In the epistle today from Acts chapter 6, the apostles have a problem: there is too much for them to do in the growing church community in Jerusalem; and they need some help. The same is true in this church and in many Orthodox churches throughout the world. There is much to do in a growing church community.
This is a sermon about how we can each give more of ourselves—of our abilities, our insights, our time, our energy, our prayer life—to Christ and to this parish church. As my wife Khouriyeh Sylvia said to me last Sunday, “This is a happy parish. No one is moaning or groaning at each other, but I don’t think the congregation realises how much work there is to be done.” Khouriyeh Helen made the same point at the parish council meeting: “People don’t realise how much work there is to be done in this parish.” At the end of the Liturgy you will be able to examine a “Situations Vacant” list at the back of the Church—essential jobs that we need more people to look after by getting involved. Listen up, those of you hearing this sermon on an Ancient Faith Radio podcast, because your parish might need help, too—singing in the choir, serving in the altar, reading the epistle, helping with financial and secretarial work, helping to teach the children after the liturgy, joining the parish council or working on the building and maintenance team.
Those are some of the jobs that need to be done. If you think that you can help, have a word with Khouriyeh Helen or Father Gregory or me or Efrem, who supervises the Rota, or Photini who leads the Sisters of Martha and Mary. This sermon is titled “Called to Serve,” because we are each, old and young, called to serve.
Children, what do you think you might give to Christ and this parish church? Father Gregory has some ideas to share with you for you to consider: . . .
Let’s look more closely at that epistle for today from Acts chapter 6. The local Church in Jerusalem chooses seven men to become deacons and help out the apostles. Two of those men, Stephen and Philip, become outstanding Church leaders. Stephen preached openly to the Jewish Council in Jerusalem of how many Jews had chosen, to use Stephen’s phrase, “to resist the Holy Spirit.” As you will recall, Stephen was then stoned to death and became the first martyr—the first person to die for the Crucified and Risen Christ—the first person to die for the newly formed Christian Church. Now, I am not suggesting that any of us are going to be stoned to death for preaching our faith in Christ, but we should be careful not “to resist the Holy Spirit”—not to run away when we sense that God is calling us to a specific task and that we have the ability to complete that task.

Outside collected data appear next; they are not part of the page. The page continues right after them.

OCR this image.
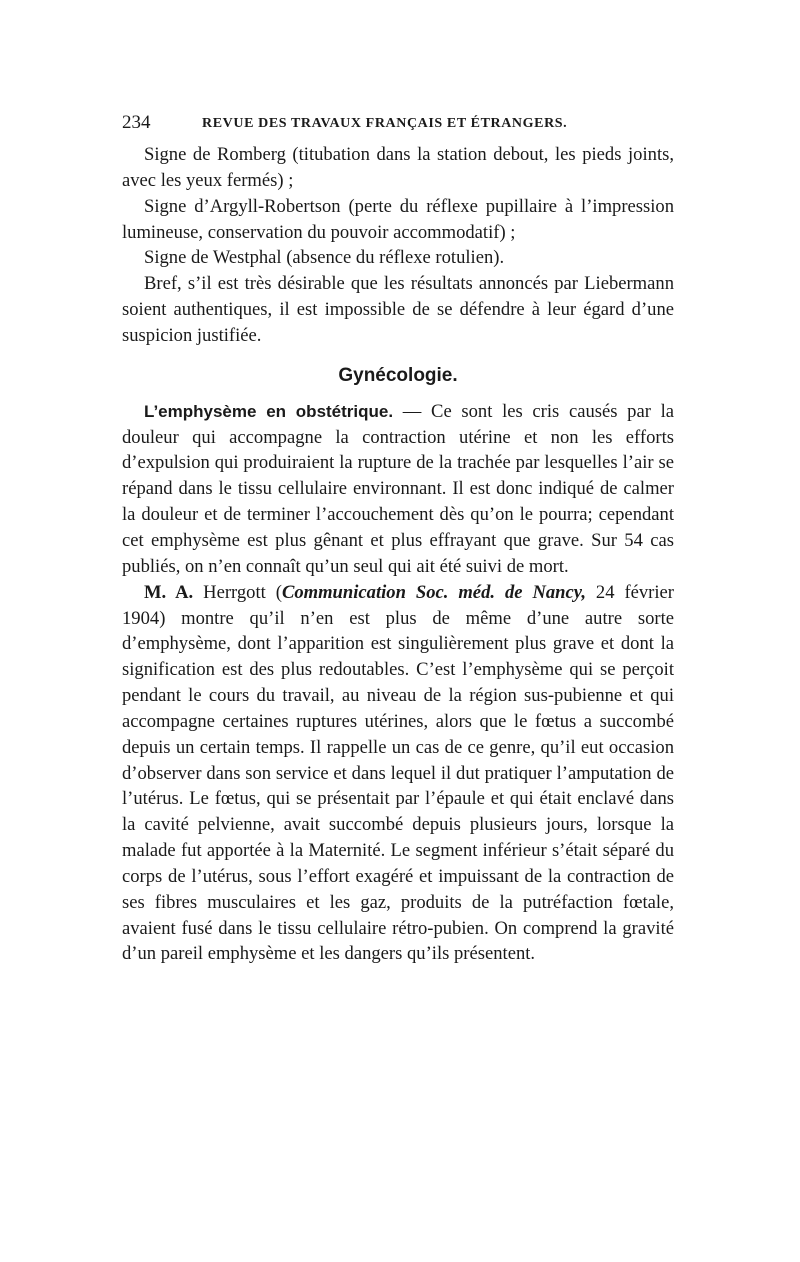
234	REVUE DES TRAVAUX FRANÇAIS ET ÉTRANGERS.

Signe de Romberg (titubation dans la station debout, les pieds joints, avec les yeux fermés) ;

Signe d’Argyll-Robertson (perte du réflexe pupillaire à l’impression lumineuse, conservation du pouvoir accommodatif) ;

Signe de Westphal (absence du réflexe rotulien).

Bref, s’il est très désirable que les résultats annoncés par Liebermann soient authentiques, il est impossible de se défendre à leur égard d’une suspicion justifiée.

Gynécologie.

L’emphysème en obstétrique. — Ce sont les cris causés par la douleur qui accompagne la contraction utérine et non les efforts d’expulsion qui produiraient la rupture de la trachée par lesquelles l’air se répand dans le tissu cellulaire environnant. Il est donc indiqué de calmer la douleur et de terminer l’accouchement dès qu’on le pourra; cependant cet emphysème est plus gênant et plus effrayant que grave. Sur 54 cas publiés, on n’en connaît qu’un seul qui ait été suivi de mort.

M. A. Herrgott (Communication Soc. méd. de Nancy, 24 février 1904) montre qu’il n’en est plus de même d’une autre sorte d’emphysème, dont l’apparition est singulièrement plus grave et dont la signification est des plus redoutables. C’est l’emphysème qui se perçoit pendant le cours du travail, au niveau de la région sus-pubienne et qui accompagne certaines ruptures utérines, alors que le fœtus a succombé depuis un certain temps. Il rappelle un cas de ce genre, qu’il eut occasion d’observer dans son service et dans lequel il dut pratiquer l’amputation de l’utérus. Le fœtus, qui se présentait par l’épaule et qui était enclavé dans la cavité pelvienne, avait succombé depuis plusieurs jours, lorsque la malade fut apportée à la Maternité. Le segment inférieur s’était séparé du corps de l’utérus, sous l’effort exagéré et impuissant de la contraction de ses fibres musculaires et les gaz, produits de la putréfaction fœtale, avaient fusé dans le tissu cellulaire rétro-pubien. On comprend la gravité d’un pareil emphysème et les dangers qu’ils présentent.
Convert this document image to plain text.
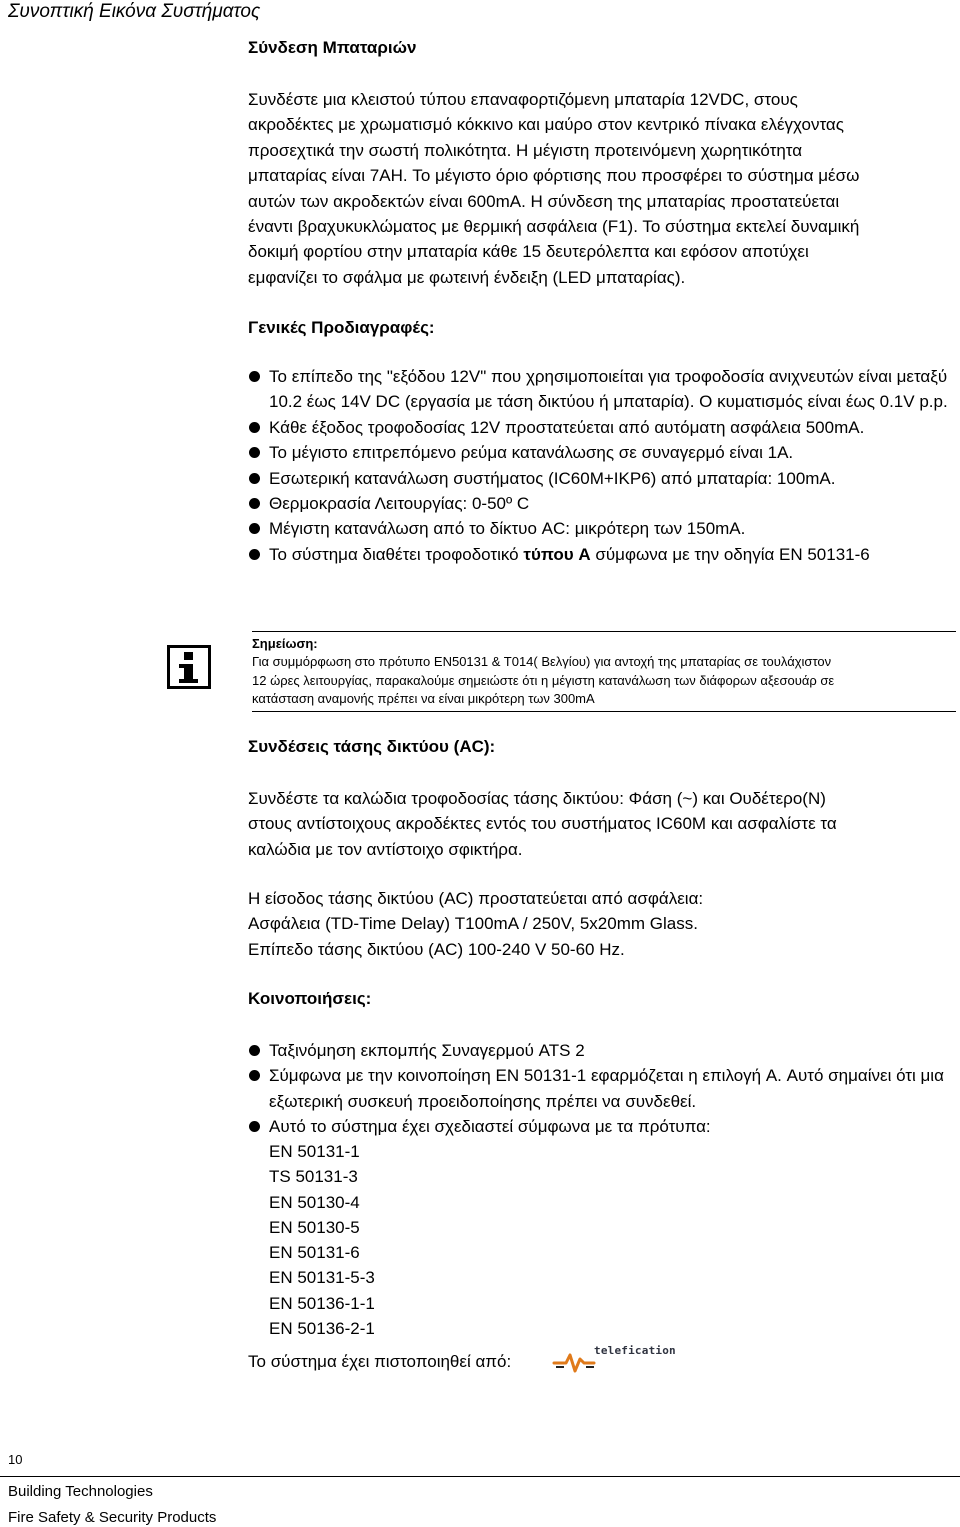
Συνοπτική Εικόνα Συστήματος
Σύνδεση Μπαταριών
Συνδέστε μια κλειστού τύπου επαναφορτιζόμενη μπαταρία 12VDC, στους
ακροδέκτες με χρωματισμό κόκκινο και μαύρο στον κεντρικό πίνακα ελέγχοντας
προσεχτικά την σωστή πολικότητα. Η μέγιστη προτεινόμενη χωρητικότητα
μπαταρίας είναι 7AH. Το μέγιστο όριο φόρτισης που προσφέρει το σύστημα μέσω
αυτών των ακροδεκτών είναι 600mA. Η σύνδεση της μπαταρίας προστατεύεται
έναντι βραχυκυκλώματος με θερμική ασφάλεια (F1). Το σύστημα εκτελεί δυναμική
δοκιμή φορτίου στην μπαταρία κάθε 15 δευτερόλεπτα και εφόσον αποτύχει
εμφανίζει το σφάλμα με φωτεινή ένδειξη (LED μπαταρίας).
Γενικές Προδιαγραφές:
Το επίπεδο της "εξόδου 12V" που χρησιμοποιείται για τροφοδοσία ανιχνευτών είναι μεταξύ 10.2 έως 14V DC (εργασία με τάση δικτύου ή μπαταρία). Ο κυματισμός είναι έως 0.1V p.p.
Κάθε έξοδος τροφοδοσίας 12V προστατεύεται από αυτόματη ασφάλεια 500mA.
Το μέγιστο επιτρεπόμενο ρεύμα κατανάλωσης σε συναγερμό είναι 1A.
Εσωτερική κατανάλωση συστήματος (IC60M+IKP6) από μπαταρία: 100mA.
Θερμοκρασία Λειτουργίας: 0-50º C
Μέγιστη κατανάλωση από το δίκτυο AC: μικρότερη των 150mA.
Το σύστημα διαθέτει τροφοδοτικό τύπου A σύμφωνα με την οδηγία EN 50131-6
Σημείωση:
Για συμμόρφωση στο πρότυπο EN50131 & T014( Βελγίου) για αντοχή της μπαταρίας σε τουλάχιστον
12 ώρες λειτουργίας, παρακαλούμε σημειώστε ότι η μέγιστη κατανάλωση των διάφορων αξεσουάρ σε
κατάσταση αναμονής πρέπει να είναι μικρότερη των 300mA
Συνδέσεις τάσης δικτύου (AC):
Συνδέστε τα καλώδια τροφοδοσίας τάσης δικτύου: Φάση (~) και Ουδέτερο(N)
στους αντίστοιχους ακροδέκτες εντός του συστήματος IC60M και ασφαλίστε τα
καλώδια με τον αντίστοιχο σφικτήρα.
Η είσοδος τάσης δικτύου (AC) προστατεύεται από ασφάλεια:
Ασφάλεια (TD-Time Delay) T100mA / 250V, 5x20mm Glass.
Επίπεδο τάσης δικτύου (AC) 100-240 V 50-60 Hz.
Κοινοποιήσεις:
Ταξινόμηση εκπομπής Συναγερμού ATS 2
Σύμφωνα με την κοινοποίηση EN 50131-1 εφαρμόζεται η επιλογή A. Αυτό σημαίνει ότι μια εξωτερική συσκευή προειδοποίησης πρέπει να συνδεθεί.
Αυτό το σύστημα έχει σχεδιαστεί σύμφωνα με τα πρότυπα:
EN 50131-1
TS 50131-3
EN 50130-4
EN 50130-5
EN 50131-6
EN 50131-5-3
EN 50136-1-1
EN 50136-2-1
Το σύστημα έχει πιστοποιηθεί από:
telefication
10
Building Technologies
Fire Safety & Security Products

Philip was led by the Holy Spirit out onto the desert road from Jerusalem to Gaza; and there he came upon the carriage of an Ethiopian who was the treasurer of Queen Candace. This Ethiopian, whose name is not recorded in the Bible, had come to Jerusalem to pray, and was reading the words of Isaiah the prophet. In Acts chapter 8, Philip asked him, “Do you understand what you are reading?” The wealthy, intelligent Ethiopian replied, “‘How can I [understand], unless someone guides me?’ And he invited Philip to come up and sit with him” and teach him. Then Philip taught him so beautifully and so comprehensively that when they came to some water the Ethiopian treasurer asked, “‘What is to prevent my being baptised?’ And [the Ethiopian] commanded the chariot to stop, and they both went down into the water . . . and Philip baptised him.” Then Philip was taken up by the Holy Spirit and returned to Azotus, that is, to his home in Caesarea in Palestine, where, as St Bede tells us in his Commentary on the Acts of the Apostles 8.40, Philip lived with his wife and four daughters. Again, I am not suggesting that any of us are going to be taken up in the Holy Spirit, but note that Philip simply listened to the Holy Spirit and went out on a desert road, brought someone to Christ, baptised him and then returned home.

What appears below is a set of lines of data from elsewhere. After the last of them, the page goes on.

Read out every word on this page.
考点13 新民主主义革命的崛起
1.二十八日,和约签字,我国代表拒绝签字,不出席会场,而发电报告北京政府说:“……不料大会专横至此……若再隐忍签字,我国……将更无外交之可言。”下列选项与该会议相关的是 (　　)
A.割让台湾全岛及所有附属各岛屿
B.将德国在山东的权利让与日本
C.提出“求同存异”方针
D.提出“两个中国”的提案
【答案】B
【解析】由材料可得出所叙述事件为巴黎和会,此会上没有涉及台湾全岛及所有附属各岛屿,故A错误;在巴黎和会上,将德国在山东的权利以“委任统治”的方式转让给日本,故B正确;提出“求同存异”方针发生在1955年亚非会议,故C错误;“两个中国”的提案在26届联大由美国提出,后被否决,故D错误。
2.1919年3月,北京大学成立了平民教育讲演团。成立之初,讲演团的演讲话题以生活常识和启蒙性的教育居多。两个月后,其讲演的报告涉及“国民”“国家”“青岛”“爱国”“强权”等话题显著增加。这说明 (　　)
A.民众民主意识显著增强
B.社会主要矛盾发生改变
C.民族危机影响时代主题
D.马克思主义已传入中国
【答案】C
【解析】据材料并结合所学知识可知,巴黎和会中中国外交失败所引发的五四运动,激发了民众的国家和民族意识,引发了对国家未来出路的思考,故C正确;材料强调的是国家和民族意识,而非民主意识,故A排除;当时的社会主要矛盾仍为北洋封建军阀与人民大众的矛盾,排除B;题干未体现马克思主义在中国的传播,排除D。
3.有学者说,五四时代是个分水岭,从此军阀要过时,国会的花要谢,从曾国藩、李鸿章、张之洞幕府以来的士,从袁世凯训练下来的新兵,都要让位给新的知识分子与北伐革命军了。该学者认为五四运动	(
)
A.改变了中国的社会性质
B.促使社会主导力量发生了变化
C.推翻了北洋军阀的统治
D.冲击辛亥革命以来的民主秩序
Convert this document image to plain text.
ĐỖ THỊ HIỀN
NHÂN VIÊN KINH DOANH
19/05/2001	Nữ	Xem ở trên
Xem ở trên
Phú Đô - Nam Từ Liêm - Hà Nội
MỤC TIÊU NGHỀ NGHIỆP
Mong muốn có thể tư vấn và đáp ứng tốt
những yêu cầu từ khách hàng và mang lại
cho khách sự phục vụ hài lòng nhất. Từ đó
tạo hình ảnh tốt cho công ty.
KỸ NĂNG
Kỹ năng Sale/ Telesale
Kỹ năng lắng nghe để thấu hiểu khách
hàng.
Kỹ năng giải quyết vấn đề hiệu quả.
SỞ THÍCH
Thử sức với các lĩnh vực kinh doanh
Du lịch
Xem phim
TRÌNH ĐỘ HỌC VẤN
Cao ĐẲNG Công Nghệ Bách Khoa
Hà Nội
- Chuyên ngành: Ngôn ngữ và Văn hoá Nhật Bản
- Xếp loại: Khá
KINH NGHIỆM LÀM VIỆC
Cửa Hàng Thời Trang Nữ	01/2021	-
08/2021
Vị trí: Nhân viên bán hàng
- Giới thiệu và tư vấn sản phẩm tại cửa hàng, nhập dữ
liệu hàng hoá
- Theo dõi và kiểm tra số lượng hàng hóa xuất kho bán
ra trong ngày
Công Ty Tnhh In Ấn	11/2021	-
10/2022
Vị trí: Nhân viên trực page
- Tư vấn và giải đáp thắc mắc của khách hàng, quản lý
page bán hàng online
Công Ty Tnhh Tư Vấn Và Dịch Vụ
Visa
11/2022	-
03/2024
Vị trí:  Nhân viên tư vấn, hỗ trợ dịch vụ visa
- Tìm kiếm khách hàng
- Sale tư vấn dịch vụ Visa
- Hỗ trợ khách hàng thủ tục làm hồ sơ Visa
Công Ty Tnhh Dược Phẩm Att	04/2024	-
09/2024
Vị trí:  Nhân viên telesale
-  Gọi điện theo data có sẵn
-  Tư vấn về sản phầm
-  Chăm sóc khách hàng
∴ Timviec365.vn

There is in the Orthodox Church a strong Tradition of diakonia—of serving the Church whether or not we are lay people or clergy. St John Chrysostom points out that the word “ordination” means in Greek, “stretching out the hand.” That is what I believe the Lord is doing for many of us today. He is stretching out His hand and saying to us, “Be a more important part of this local church and of the global Orthodox Church. Become aware of your abilities; and use those abilities to serve Christ and serve the Church.”
When I spoke with Sylvia about how we could move from where we are now as a parish to where we hope to be, she offered some helpful advice. She said, “We have to pray to God that He will guide us to be the parish that He wants us to be.” I think that’s true, but it will only happen if I pray and you pray, if we all seek together, what Christ wants each of us to be and to do to build this parish as a small part of His Kingdom.